2. Is the arithmetic itself novel?

No. Doing integer arithmetic on a single dilated/interleaved coordinate while leaving the others in place is dilated integer arithmetic, known since at least the 1990s:

  • D. S. Wise & J. Frens, *"Morton-order matrices…"* — dilated arithmetic for quadtree matrix layouts.
  • L. Stocco & G. Schrack, *"Integer dilation and contraction for quadtrees and octrees"* (1995), and Schrack's *"Finding neighbors of equal size in linear quadtrees and octrees in constant time"* (1992) — this is exactly the (code | ~mask) + 1 neighbour trick used here.
  • H. Tropf & H. Herzog, *"Multidimensional Range Search in Dynamically Balanced Trees"* (1981) — the LITMAX/BIGMIN algorithm used for the Z-order range iterator.

The legacy prototype in legacy/ already used the carry-propagation idea (on an arbitrary-width bit array). What this library adds over that prototype is making it fast (single-word, BMI2, branchless, O(1) instead of O(width) ripple loops) and general (any Dim, any Bits ≤ 64, both 2D and 3D, software fallback).

3. So what <em>is</em> the contribution?

A single, modern, header-only, dependency-free C++17 library that combines, with a tested and benchmarked implementation:

  1. Hardware-accelerated encode/decode (parity with the best),
  2. O(1) per-axis arithmetic and neighbour finding (which the popular encode/decode libraries simply do not expose), and
  3. Z-order range iteration (BIGMIN), validated against brute force,

plus a vectorised NumPy binding that carries the same arithmetic advantage into Python — where the gap is widest because the Python ecosystem's Morton options are encode/decode-only and often pure-Python.

To my knowledge no widely-used library ships (1)+(2)+(3) together. That is a real, if modest, gap to fill.

4. Where the speedup is real — and where it isn't

From benchmarks/morton_bench (x86-64, BMI2, g++ 14 -O3, 2D 32-bit):

encode (this library, PDEP) 1398 Mops/s ┐ parity with libmorton
encode (libmorton) 1400 Mops/s ┘
decode (this library, PEXT) 2040 Mops/s ┐ parity with libmorton
decode (libmorton) 2012 Mops/s ┘
neighbour +1 (arithmetic) 2721 Mops/s ┐ 2.5×
neighbour +1 (decode+encode) 1110 Mops/s ┘
4-neighbour stencil (arithmetic) 6718 Mops/s ┐ 3.0×
4-neighbour stencil (decode+enc.) 2245 Mops/s ┘
dense sweep (for_each_in_box) 895 Mops/s ┐ arithmetic LOSES here
dense sweep (per-cell encode) 4510 Mops/s ┘ (5×, the other way)
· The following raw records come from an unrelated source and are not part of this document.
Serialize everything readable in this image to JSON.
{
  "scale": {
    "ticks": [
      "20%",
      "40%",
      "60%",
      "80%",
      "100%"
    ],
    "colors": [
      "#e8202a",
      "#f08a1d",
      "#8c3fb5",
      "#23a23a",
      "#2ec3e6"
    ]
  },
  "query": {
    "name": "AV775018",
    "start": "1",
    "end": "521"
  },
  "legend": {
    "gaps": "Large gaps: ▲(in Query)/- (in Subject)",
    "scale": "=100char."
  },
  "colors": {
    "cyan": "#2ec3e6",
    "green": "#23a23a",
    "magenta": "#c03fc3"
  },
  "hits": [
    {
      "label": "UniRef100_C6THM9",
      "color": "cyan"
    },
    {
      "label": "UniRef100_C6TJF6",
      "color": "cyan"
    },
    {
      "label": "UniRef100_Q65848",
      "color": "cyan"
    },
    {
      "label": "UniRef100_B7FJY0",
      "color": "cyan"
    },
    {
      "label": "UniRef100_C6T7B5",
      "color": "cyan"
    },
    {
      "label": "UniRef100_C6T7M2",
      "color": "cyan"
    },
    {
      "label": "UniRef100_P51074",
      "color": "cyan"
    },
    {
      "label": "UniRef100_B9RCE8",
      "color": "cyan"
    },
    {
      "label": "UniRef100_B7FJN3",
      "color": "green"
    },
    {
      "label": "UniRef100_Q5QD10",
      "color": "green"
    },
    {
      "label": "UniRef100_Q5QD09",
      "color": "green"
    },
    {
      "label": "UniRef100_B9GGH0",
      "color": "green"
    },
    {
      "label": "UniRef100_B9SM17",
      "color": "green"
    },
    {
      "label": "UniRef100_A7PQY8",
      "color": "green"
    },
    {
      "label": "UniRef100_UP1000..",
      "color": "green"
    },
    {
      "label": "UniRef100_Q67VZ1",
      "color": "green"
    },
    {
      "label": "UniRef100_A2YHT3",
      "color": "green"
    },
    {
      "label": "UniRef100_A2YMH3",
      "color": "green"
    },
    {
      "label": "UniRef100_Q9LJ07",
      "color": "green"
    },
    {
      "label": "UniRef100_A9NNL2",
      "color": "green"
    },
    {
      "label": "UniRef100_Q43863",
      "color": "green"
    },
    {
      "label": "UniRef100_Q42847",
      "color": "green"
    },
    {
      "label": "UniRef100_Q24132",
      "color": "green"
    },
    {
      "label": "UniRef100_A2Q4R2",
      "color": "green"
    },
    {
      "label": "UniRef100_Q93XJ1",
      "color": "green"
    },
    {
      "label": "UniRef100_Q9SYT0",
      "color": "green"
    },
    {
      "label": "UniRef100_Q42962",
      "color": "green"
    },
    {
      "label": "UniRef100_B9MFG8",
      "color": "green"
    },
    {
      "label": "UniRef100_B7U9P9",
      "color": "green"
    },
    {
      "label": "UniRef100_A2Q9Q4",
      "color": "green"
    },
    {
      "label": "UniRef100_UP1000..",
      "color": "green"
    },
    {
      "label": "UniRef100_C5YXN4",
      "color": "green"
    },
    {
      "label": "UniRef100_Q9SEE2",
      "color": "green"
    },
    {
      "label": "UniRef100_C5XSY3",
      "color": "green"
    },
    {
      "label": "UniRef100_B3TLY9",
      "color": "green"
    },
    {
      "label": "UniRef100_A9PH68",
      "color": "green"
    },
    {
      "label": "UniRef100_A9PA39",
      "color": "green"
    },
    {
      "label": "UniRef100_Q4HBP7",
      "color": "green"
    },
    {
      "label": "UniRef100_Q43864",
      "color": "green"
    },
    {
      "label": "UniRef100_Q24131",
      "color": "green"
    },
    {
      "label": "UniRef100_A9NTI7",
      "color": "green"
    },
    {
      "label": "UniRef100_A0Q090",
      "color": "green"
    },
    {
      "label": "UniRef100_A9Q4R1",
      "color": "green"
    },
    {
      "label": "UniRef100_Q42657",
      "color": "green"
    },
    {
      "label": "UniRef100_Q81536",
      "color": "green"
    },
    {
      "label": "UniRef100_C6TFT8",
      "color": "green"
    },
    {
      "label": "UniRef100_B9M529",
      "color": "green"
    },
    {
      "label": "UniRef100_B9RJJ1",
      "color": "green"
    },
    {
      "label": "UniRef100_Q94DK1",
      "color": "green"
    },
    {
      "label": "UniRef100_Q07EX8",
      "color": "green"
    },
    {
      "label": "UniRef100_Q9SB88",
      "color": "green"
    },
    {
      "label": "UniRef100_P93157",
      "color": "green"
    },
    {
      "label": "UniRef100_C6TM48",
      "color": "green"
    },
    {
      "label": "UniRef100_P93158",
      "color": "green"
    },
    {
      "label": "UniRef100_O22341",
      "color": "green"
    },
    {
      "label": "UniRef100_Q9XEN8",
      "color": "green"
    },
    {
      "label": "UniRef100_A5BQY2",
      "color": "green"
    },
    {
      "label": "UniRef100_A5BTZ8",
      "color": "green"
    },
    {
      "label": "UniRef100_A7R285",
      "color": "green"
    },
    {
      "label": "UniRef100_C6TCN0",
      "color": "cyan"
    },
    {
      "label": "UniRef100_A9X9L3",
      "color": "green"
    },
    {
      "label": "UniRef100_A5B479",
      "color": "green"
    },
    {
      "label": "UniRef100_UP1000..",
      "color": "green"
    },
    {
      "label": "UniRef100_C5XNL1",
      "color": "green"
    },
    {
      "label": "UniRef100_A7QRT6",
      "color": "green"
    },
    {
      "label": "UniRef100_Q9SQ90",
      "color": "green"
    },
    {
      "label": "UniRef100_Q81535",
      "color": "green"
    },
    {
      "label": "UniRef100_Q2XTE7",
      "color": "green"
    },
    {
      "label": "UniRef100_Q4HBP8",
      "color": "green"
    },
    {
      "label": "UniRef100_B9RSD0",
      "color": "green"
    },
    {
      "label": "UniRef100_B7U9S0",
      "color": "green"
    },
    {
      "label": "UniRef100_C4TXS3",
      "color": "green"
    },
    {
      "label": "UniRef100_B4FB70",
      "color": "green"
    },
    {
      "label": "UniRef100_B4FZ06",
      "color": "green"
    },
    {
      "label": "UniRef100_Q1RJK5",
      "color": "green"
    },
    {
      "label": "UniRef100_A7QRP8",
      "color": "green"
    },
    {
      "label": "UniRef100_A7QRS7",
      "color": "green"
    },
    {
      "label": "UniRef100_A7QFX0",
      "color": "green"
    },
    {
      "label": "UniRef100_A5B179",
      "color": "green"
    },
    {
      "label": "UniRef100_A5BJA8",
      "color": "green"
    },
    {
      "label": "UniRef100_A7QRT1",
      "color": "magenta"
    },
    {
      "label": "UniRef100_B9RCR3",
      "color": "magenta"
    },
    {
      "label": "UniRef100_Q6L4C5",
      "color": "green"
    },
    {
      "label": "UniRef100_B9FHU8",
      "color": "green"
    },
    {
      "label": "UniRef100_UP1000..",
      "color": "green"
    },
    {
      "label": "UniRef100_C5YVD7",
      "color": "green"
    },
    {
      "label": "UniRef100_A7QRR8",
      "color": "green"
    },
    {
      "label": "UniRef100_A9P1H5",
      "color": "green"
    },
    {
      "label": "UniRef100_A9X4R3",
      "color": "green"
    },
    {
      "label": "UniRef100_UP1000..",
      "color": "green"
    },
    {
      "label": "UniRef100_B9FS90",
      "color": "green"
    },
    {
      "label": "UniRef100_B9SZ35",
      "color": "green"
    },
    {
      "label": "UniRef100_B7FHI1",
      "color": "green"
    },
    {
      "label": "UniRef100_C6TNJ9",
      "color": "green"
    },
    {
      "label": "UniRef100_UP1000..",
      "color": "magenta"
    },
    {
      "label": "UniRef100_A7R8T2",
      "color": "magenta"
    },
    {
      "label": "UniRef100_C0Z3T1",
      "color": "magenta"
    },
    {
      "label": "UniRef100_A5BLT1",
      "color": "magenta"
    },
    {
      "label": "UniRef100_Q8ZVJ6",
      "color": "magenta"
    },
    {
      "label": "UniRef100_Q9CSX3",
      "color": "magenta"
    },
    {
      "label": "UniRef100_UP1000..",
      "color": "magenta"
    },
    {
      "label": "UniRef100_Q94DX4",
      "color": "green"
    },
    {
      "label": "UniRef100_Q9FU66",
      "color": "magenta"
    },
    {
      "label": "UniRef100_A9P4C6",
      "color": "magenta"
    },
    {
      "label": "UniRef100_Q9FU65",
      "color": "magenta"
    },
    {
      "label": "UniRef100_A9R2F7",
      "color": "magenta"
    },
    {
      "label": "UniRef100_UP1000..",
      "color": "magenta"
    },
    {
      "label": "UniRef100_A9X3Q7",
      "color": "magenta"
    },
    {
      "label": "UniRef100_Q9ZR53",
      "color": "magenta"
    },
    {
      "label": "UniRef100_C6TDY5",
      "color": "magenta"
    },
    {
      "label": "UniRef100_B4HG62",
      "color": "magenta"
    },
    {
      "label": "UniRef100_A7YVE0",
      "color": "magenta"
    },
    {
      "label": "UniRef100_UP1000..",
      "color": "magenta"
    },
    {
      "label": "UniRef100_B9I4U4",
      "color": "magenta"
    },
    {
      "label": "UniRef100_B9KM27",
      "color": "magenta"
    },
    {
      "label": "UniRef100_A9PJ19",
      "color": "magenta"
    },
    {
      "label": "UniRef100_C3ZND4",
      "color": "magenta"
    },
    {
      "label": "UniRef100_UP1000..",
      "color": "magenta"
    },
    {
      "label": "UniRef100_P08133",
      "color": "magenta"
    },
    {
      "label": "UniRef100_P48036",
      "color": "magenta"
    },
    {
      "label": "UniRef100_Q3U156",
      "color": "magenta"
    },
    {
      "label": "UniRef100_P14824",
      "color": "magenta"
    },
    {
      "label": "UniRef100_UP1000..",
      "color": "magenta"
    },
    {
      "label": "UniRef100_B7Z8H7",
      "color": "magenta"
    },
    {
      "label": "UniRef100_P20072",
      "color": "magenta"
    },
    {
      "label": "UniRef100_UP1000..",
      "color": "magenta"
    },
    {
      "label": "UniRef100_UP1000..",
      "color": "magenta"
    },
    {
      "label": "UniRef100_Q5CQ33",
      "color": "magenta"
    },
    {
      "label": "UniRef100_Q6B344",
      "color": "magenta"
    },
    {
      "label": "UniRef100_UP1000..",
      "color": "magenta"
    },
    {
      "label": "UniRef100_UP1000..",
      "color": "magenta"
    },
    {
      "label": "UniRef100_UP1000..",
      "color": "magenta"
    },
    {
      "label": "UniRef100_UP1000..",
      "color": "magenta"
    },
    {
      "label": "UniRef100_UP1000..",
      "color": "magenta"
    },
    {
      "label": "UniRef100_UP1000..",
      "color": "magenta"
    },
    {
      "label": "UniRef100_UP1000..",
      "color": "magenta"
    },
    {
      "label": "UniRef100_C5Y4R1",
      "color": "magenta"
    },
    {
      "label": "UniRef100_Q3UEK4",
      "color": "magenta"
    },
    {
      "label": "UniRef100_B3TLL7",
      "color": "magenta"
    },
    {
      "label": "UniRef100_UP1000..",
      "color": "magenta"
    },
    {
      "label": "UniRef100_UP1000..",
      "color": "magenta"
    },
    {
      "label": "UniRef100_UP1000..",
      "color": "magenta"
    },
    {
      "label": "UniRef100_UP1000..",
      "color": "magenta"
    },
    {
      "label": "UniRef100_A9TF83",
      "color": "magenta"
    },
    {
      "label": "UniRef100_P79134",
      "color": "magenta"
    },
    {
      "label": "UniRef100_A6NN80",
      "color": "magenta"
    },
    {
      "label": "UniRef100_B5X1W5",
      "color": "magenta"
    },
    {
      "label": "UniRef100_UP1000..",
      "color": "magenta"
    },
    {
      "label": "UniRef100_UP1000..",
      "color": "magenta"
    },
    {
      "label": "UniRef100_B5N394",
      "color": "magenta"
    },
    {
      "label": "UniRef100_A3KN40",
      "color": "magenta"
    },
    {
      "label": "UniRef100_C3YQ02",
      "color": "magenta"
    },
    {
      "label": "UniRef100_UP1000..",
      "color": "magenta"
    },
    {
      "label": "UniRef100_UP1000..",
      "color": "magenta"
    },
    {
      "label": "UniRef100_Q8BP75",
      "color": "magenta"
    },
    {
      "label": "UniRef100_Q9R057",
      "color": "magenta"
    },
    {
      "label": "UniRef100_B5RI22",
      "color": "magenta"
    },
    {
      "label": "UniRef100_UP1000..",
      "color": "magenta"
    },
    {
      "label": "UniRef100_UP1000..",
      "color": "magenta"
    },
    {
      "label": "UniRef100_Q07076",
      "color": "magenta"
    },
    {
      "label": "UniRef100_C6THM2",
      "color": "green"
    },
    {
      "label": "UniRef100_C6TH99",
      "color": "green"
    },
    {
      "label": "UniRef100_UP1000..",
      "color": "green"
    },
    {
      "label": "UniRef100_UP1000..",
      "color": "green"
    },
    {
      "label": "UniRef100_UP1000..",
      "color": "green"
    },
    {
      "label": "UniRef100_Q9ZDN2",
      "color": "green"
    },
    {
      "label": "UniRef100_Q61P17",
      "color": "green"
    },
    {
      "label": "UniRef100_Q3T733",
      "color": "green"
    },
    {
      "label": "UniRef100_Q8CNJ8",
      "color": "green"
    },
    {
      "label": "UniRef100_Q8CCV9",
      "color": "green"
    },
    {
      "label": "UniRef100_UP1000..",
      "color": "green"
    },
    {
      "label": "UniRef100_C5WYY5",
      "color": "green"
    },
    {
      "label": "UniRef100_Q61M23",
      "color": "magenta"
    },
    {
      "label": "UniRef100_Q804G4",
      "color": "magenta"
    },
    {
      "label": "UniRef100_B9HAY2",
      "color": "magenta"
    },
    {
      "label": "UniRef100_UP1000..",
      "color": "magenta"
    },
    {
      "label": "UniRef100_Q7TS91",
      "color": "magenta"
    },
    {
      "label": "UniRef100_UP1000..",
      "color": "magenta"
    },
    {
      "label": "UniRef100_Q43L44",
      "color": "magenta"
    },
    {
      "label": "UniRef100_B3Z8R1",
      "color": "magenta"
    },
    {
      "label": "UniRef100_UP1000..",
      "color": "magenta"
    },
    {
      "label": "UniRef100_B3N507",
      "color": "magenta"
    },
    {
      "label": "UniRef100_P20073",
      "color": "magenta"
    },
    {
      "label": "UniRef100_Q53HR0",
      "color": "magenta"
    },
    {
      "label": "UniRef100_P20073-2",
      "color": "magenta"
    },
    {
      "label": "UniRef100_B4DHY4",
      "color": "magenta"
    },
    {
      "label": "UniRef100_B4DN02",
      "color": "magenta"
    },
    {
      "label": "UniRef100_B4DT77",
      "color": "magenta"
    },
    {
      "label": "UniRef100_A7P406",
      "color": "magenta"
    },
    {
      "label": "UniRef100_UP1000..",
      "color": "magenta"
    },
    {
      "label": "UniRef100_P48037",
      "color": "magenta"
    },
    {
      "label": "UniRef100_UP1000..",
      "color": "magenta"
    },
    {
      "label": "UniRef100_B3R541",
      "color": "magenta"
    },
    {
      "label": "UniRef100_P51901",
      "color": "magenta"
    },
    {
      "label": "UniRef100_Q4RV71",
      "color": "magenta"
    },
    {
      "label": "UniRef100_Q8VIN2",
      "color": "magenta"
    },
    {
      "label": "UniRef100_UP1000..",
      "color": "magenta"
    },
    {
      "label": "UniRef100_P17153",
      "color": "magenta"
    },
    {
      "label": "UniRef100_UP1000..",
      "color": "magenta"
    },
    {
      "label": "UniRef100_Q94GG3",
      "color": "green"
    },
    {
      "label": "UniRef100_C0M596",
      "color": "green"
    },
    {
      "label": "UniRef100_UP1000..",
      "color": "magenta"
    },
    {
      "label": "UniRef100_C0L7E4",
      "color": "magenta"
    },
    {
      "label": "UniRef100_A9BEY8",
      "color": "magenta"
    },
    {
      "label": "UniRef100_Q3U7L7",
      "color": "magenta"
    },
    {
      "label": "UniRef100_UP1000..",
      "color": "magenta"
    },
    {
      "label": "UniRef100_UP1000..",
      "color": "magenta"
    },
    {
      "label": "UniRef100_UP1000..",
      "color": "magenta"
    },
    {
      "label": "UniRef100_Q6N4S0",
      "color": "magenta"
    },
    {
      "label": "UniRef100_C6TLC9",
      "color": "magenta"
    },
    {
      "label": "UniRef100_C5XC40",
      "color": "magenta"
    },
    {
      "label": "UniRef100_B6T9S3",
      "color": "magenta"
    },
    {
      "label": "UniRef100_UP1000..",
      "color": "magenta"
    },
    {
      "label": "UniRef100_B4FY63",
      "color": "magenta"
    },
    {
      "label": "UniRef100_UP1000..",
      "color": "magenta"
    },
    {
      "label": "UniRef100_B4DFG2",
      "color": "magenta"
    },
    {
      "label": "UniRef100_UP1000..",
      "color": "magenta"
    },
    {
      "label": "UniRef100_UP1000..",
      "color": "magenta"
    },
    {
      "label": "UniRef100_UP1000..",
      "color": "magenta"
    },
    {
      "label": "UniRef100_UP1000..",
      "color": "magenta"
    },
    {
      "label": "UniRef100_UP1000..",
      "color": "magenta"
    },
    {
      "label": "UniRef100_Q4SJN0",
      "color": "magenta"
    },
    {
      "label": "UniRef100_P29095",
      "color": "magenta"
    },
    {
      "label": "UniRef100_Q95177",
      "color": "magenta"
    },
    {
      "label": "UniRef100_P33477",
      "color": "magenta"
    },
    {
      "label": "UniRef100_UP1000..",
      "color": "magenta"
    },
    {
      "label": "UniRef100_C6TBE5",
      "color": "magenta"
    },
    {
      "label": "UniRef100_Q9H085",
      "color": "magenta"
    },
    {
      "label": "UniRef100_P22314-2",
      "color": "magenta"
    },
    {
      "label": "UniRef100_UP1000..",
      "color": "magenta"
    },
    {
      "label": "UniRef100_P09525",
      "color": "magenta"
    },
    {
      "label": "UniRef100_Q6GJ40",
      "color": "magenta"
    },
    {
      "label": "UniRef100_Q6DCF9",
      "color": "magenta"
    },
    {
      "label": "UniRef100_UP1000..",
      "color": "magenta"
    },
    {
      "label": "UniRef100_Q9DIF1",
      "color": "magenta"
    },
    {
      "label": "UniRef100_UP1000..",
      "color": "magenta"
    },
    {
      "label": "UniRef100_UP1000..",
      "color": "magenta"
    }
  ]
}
The decisive finding from profiling:

  • Scattered / data-dependent neighbour access wins big (2.5–3×). You hold a code, you need an adjacent code, you cannot batch. This is the octree/stencil/ spatial-hash access pattern, and it is where the library earns its keep.
  • Dense contiguous sweeps lose. When you are enumerating an entire region, re-encoding each cell from scratch is faster than walking with arithmetic, because the independent PDEPs pipeline across the superscalar core while the arithmetic walk is a serial dependency chain (each cell depends on the previous one) with a per-cell carry branch. for_each_in_box is therefore offered for convenience and for the Z-order variant, not as the fast path for dense fills.

This nuance is the kind of thing that only shows up under measurement, and it shapes the honest pitch: this is a navigation library, not a faster encoder.

5. Recommendation

The library is worth keeping and polishing as a niche, well-scoped tool for code that traverses Z-ordered data (octrees/quadtrees, stencil solvers on space-filling-curve layouts, spatial indexes). It should not be marketed as a faster encoder — libmorton owns that — but as "libmorton + the arithmetic and range-query operations it deliberately leaves out." See `ROADMAP.md` for the concrete plan.